Mit dem Exempel von Küstrin hat der Soldatenkönig nur eine Schlacht um den Kopf seines Nachfolgers gewonnen. Kriegsentscheidend ist sie nicht. Der Kronprinz geht noch zu Lebzeiten des Vaters eigene Wege.

Am 6. Dezember 1737 gründet der Oberger zusammen mit Freunden im Weinhaus d’Angleterre des Jens Arbien in der Bäckerstraße zu Hamburg die erste Freimaurerloge Deutschlands, die „Loge d’Hambourg“. Die Urkunde wird in französischer Sprache abgefasst. Als bekannt wird, dass der Kronprinz von Preußen Freimaurer zu werden wünsche, vereinbaren die Mitglieder der Hamburger Loge Stillschweigen.

Noch lebt König Friedrich Wilhelm I., der Richter von Katte. Er darf von dieser Aktion nichts erfahren. Im August 1738 befindet sich die königliche Gesellschaft auf der Rückreise von Holland nach Berlin. Es gelingt dem Kronprinzen und seinen Freunden, Station in Braunschweig zu machen. Zu jener Zeit ist Georg Ludwig von Oberg Meister vom Stuhl. Alles ist arrangiert.

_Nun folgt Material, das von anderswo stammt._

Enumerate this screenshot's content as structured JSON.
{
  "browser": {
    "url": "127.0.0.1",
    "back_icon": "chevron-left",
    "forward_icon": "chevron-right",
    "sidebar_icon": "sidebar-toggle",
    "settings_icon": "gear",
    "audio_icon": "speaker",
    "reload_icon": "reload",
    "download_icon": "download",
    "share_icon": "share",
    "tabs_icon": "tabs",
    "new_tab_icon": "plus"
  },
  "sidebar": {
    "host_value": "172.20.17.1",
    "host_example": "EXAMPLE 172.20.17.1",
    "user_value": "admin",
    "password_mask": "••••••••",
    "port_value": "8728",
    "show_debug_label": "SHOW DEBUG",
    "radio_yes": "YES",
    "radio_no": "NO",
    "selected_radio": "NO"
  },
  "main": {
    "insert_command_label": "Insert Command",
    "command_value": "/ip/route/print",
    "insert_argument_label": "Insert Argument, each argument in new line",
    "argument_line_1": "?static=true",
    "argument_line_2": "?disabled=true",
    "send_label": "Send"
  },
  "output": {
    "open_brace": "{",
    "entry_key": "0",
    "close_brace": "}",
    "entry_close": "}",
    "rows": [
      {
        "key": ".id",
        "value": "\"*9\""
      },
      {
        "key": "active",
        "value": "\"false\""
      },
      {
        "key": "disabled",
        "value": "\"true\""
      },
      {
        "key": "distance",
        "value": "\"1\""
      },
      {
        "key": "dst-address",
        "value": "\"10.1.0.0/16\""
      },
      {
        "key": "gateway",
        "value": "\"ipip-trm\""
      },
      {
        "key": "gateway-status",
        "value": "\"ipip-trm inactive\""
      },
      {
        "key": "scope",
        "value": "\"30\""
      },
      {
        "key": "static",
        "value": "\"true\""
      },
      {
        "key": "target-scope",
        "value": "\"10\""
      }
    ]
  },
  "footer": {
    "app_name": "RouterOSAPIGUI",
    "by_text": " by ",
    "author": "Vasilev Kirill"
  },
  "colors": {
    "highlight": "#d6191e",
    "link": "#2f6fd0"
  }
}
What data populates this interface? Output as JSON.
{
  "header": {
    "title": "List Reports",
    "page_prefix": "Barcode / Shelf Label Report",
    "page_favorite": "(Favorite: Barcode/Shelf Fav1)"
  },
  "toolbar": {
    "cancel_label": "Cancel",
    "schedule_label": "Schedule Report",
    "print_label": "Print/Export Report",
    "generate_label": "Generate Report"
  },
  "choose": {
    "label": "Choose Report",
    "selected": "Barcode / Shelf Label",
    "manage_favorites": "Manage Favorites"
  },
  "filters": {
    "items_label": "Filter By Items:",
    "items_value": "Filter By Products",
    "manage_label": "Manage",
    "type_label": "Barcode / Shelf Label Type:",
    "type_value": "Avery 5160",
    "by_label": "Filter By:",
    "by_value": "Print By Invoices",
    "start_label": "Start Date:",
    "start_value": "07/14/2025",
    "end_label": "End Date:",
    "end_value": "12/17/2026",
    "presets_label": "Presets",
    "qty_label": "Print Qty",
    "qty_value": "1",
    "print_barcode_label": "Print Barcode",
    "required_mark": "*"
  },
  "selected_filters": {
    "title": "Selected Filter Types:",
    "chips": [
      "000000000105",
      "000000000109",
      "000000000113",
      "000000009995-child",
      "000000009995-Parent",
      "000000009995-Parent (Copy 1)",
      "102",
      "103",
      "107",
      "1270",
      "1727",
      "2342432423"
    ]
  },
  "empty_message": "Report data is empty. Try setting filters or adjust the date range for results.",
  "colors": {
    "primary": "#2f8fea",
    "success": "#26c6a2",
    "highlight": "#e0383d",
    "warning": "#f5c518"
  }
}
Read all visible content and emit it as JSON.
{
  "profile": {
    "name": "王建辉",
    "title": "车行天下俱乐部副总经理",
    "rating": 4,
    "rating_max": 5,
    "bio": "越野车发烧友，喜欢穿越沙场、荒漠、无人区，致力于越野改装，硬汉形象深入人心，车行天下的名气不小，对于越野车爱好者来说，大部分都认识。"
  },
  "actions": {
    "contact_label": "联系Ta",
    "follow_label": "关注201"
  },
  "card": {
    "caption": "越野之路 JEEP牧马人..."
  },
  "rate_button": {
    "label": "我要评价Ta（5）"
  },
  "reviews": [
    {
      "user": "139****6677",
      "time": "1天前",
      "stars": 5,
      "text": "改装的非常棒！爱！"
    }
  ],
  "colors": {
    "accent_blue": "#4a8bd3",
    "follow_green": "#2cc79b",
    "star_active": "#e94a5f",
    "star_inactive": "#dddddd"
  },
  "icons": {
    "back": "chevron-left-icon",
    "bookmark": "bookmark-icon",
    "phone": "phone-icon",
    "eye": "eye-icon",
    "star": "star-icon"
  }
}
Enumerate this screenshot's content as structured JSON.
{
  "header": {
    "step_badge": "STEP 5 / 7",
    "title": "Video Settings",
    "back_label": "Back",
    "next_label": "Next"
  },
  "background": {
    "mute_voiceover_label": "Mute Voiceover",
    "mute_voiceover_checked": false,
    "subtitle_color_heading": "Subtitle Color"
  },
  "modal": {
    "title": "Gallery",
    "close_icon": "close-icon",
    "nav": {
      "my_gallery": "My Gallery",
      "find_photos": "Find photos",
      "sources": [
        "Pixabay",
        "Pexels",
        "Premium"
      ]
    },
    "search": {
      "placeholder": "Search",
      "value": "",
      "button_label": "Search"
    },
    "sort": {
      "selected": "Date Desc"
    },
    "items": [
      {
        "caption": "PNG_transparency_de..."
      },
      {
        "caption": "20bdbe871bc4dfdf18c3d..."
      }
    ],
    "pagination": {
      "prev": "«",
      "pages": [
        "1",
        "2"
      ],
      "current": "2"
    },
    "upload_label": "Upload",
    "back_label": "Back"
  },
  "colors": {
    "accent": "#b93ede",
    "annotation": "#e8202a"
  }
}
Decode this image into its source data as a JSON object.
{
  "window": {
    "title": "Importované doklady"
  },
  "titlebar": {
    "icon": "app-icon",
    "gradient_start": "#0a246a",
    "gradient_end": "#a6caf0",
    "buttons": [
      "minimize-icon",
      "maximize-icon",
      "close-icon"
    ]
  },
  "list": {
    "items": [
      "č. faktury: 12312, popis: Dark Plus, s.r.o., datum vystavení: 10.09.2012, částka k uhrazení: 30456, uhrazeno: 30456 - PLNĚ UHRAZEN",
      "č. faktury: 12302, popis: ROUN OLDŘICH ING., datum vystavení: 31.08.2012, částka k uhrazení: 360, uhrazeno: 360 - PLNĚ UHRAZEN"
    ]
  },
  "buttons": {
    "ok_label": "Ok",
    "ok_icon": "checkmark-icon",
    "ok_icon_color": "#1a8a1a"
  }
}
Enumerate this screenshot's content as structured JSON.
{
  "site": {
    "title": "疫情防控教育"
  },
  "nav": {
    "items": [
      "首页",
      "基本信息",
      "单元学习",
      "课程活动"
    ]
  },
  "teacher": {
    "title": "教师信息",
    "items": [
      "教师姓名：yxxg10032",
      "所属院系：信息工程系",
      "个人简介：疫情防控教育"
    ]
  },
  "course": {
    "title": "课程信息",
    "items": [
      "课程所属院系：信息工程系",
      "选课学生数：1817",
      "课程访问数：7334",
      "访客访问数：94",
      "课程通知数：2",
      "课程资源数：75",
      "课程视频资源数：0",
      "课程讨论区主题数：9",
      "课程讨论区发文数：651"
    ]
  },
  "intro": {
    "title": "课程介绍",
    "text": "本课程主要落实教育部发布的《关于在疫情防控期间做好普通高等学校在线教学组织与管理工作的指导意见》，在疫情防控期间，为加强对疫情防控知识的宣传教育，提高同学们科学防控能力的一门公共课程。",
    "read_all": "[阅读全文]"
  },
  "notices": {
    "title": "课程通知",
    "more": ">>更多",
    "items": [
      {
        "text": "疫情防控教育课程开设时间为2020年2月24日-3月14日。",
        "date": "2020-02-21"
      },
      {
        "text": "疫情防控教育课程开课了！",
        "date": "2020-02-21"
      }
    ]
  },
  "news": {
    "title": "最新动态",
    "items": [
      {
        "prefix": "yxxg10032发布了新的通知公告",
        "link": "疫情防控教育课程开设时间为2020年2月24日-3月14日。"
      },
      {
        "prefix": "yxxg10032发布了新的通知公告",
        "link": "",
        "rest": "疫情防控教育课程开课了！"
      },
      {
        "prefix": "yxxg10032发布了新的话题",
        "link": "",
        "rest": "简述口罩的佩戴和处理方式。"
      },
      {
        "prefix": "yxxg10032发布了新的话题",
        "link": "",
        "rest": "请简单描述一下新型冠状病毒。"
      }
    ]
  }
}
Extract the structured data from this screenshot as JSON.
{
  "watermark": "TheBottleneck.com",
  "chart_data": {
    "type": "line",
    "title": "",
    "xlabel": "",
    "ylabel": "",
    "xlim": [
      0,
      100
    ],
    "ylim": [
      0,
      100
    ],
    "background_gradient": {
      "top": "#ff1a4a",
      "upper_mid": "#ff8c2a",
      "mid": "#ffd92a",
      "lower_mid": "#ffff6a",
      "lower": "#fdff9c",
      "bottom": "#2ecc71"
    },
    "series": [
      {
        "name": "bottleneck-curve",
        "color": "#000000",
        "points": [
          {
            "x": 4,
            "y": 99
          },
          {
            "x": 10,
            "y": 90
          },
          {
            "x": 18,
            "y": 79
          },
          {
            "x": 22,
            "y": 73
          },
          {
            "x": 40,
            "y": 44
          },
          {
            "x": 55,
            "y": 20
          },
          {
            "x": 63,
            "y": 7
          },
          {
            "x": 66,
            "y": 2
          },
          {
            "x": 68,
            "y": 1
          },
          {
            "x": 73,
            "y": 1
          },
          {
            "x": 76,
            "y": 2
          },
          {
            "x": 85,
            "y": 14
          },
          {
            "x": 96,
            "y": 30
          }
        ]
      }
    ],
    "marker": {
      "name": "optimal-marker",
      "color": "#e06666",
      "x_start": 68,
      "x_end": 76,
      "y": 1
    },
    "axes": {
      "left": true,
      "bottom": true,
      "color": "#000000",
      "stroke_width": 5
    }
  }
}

Zusammen mit seinem Sekretär Jakob Friedrich von Bielfeld trifft der Logenmeister am 11. August 1738 in Braunschweig ein, wo dann in der Nacht vom 14. auf den 15. August in dem Kornschen Gasthaus „Zum Schlosse Salzdahlum“ die rituelle Aufnahme Friedrichs und seines Begleiters Graf von Wartensleben vollzogen wird.


Kölnisch-Hildesheimer Kammerherr

Morgens um 4 Uhr ist der Kronprinz Freimaurer. Die Beteiligten verlassen die Stadt vor Tagesanbruch. Sollte der Vater des Kronprinzen Wind von diesem Ereignis bekommen, wären die Folgen für die Verschwörer tödlich. Fast zwei Jahre dauert das Versteckspiel. Erst als Friedrich Wilhelm I. am 31. Mai 1740 verstirbt, veranlasst Friedrich II. die Einsetzung einer Loge in Berlin Charlottenburg. Georg Ludwig von Oberg wird zum „Kölnisch-Hildesheimer Kammerherrn“ erhoben.

Eine der Schlüsselfiguren des bestgehüteten Geheimnisses Preußens ist der Ehemann von Gräfin Metta Henriette von Ahlefeld, die 1733 das Gut Jersbek mit in die Ehe bringt, Baron Georg Ludwig von Oberg. Er stirbt 1762 im Alter von 51 Jahren. Sein Sohn, Georg Wilhelm von Oberg, verkauft Gut Jersbek 1774. Friedrich der Große regiert Preußen bis 1786. Jedem seiner Untertanen erlaubt er großzügig, nach eigener Facon selig zu werden. Vielleicht hätte es ohne den mutigen Oberger den toleranten Friedrich II. nicht gegeben.

Der 15. August ist ein bemerkenswertes Datum für die Zukunft Preußens und die Geschichte von Gut Jersbek.